Very briefly, sit quietly and think of or imagine things you are truly grateful for. They can be big or small: Clean sheets, good food, your dog, ways you have been loved, accomplishments, a family member or friend, your house or job etc.  Tell God what you are grateful for. See, if God has given you things you are grateful for: a rescue in life, money you needed, safety, a trip you took.  Then think of the things in yourself or your life which you have chosen that have harmed you, undermined your wellbeing, or side-tracked you.  These can also be big or small: being resentful, feeling superior, or not being willing to do something new that you need to do. Ask God to help you with these fears or hurts that have held you away from Him. Lastly, ask God how you can spend the next part of your day or life doing what is best.  You will get answers. You can surrender to what is best and see how much more peace-filled you are. I do this every day, sometimes more than once. I act on what I hear, and I am much more at peace”

The core of the Examen is discernment, which is all about growing in awareness and freedom. Susan Mahan provides a succinct over-view into the spiritual psychology of discernment.

The desire to be closer to God requires letting God tell me what would please him.  That sounds very old fashioned and odd.  But, there’s no way around it.  Knowing God is knowing what is best — best for me and best for the world.  I cannot eat sugar and refined carbohydrates and feel good.  I just can’t.  I love that stuff!!  Knowing God and growing in holiness means that I would like to know which actions in my life would help me to be happy.  Discernment is the skill with which I can learn to evaluate what is the best choice at any juncture in my road every day, all day long.  There are certain feelings and thoughts that characterize good decisions and others which characterize poor decisions.

The End is the Beginning

Certainly, St.
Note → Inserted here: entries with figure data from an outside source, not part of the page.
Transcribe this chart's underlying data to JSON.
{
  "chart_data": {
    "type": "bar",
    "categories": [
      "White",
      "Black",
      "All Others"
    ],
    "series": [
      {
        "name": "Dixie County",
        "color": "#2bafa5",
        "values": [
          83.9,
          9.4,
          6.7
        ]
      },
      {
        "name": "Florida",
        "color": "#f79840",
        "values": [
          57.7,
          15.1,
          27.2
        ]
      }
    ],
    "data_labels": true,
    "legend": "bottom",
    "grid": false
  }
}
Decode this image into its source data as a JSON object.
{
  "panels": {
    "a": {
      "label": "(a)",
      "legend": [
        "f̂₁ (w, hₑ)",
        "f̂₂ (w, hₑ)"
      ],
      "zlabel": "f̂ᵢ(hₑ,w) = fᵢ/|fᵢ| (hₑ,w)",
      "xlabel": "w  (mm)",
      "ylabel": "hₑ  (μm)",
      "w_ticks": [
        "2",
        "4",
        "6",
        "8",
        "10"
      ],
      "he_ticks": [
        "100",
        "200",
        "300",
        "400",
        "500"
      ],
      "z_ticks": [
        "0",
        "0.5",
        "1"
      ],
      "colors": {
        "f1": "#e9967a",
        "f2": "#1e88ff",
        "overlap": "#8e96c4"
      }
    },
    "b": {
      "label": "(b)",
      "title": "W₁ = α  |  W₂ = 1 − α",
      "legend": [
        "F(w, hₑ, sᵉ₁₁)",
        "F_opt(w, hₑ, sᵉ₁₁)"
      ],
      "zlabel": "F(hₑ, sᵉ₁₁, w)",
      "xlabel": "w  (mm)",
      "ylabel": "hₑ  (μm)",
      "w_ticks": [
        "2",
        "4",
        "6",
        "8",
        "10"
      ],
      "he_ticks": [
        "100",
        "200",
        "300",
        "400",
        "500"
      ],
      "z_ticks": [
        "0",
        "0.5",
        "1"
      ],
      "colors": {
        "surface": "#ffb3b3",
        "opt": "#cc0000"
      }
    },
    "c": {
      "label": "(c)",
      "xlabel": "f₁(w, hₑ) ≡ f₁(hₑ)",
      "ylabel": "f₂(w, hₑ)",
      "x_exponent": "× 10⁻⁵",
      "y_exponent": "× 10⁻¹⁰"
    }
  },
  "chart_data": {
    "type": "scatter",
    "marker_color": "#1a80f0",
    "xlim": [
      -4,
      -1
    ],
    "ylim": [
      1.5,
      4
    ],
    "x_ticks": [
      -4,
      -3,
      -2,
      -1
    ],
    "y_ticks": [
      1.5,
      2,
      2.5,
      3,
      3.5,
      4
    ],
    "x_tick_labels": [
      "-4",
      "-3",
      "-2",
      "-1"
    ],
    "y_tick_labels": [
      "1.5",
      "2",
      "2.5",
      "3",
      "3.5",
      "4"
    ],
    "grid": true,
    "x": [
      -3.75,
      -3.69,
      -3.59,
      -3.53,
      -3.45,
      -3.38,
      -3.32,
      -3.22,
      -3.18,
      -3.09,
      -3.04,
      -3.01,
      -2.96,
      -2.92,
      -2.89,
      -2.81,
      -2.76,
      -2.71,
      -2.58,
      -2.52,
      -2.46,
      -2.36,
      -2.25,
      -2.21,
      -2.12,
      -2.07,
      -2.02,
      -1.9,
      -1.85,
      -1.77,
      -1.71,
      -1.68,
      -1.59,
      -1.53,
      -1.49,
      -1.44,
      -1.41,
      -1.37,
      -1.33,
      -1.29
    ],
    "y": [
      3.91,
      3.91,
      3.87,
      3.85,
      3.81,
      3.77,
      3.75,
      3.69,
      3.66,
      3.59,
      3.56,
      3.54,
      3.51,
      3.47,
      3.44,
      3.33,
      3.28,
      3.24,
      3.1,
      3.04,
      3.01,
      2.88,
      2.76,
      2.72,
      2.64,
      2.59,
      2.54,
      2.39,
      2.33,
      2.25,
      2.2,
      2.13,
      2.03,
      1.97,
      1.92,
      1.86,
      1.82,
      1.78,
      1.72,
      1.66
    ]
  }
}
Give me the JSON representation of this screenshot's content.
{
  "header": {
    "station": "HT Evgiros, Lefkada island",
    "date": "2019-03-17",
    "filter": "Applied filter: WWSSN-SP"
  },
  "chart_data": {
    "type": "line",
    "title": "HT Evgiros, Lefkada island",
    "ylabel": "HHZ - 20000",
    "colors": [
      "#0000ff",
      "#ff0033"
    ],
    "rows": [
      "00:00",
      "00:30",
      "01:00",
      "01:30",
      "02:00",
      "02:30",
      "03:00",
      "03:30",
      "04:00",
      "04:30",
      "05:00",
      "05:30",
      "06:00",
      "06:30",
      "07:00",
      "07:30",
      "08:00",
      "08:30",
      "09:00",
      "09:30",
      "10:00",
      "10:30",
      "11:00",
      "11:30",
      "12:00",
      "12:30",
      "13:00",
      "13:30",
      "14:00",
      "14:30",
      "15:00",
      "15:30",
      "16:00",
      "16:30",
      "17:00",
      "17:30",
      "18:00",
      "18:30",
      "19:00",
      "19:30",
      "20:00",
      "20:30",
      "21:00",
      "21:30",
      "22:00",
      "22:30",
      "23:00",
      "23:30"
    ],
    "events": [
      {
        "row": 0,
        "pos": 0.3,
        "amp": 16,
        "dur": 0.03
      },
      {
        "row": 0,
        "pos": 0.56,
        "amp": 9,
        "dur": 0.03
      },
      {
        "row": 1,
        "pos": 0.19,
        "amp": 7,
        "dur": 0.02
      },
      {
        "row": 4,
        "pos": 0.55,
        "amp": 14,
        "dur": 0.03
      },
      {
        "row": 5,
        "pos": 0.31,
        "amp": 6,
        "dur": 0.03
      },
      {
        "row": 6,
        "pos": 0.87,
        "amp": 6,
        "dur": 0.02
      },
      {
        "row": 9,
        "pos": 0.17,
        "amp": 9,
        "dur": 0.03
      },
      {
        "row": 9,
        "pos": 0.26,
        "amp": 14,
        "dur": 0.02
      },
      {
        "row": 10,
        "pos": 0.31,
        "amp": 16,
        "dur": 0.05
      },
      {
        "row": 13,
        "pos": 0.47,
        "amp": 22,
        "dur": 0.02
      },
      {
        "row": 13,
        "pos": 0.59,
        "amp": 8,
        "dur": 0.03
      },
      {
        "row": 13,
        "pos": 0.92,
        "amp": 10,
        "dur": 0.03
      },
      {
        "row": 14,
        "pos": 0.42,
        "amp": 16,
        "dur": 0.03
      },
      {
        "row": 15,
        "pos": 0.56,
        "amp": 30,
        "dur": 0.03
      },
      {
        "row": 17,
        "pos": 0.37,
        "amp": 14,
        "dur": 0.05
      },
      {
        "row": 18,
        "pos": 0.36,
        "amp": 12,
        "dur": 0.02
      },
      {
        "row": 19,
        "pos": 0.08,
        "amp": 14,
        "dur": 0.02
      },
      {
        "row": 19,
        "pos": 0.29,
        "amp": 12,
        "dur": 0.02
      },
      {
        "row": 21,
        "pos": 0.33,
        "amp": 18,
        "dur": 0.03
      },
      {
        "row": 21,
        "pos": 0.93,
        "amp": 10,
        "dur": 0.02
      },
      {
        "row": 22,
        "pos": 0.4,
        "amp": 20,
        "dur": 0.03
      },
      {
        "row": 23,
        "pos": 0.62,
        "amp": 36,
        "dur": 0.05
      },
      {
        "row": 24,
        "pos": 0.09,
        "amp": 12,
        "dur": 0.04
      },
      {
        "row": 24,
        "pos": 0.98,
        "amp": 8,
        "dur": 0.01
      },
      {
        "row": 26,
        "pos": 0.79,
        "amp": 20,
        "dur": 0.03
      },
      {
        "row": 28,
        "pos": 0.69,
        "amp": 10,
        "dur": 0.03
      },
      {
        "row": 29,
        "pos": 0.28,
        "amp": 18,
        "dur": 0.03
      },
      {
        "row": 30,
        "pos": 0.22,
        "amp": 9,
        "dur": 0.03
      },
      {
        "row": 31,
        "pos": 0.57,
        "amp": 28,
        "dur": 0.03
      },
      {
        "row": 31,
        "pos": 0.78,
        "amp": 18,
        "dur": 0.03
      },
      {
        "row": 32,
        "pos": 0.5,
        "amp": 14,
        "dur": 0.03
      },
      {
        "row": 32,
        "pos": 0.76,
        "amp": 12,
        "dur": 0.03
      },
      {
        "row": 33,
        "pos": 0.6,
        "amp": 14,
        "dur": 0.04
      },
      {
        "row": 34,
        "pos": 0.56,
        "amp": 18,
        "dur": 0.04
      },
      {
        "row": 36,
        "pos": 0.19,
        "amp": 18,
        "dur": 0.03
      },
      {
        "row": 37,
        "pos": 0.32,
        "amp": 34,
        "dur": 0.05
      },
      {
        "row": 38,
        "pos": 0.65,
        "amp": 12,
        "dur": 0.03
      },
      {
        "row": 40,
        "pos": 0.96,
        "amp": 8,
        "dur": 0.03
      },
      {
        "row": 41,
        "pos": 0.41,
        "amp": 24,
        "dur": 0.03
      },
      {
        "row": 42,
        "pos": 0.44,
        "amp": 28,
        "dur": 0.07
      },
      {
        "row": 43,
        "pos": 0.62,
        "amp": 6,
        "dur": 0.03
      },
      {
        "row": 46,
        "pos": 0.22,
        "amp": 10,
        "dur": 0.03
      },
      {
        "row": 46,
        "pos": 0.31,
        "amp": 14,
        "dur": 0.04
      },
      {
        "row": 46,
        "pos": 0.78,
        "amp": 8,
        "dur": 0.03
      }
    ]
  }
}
Ignatius never intended for the Examen to be a long exercise – perhaps 10 or 15 minutes. It was part of his view of being a contemplative in action. We see and experience God all around us every day in everything. The Examen, in my view, was meant to reinforce a fundamental behavior and mindset that action for the Kingdom of Heaven is contemplation. Clearly, prayer and contemplation are prominent in the Spiritual Exercises.

As we move through our daily lives, the Examen offers a quick opportunity to check our direction through the day’s activities. It should not take a long time. It is simply a tool, like a road map, to help us stay on the road, on the Way of Jesus to God’s dream for us.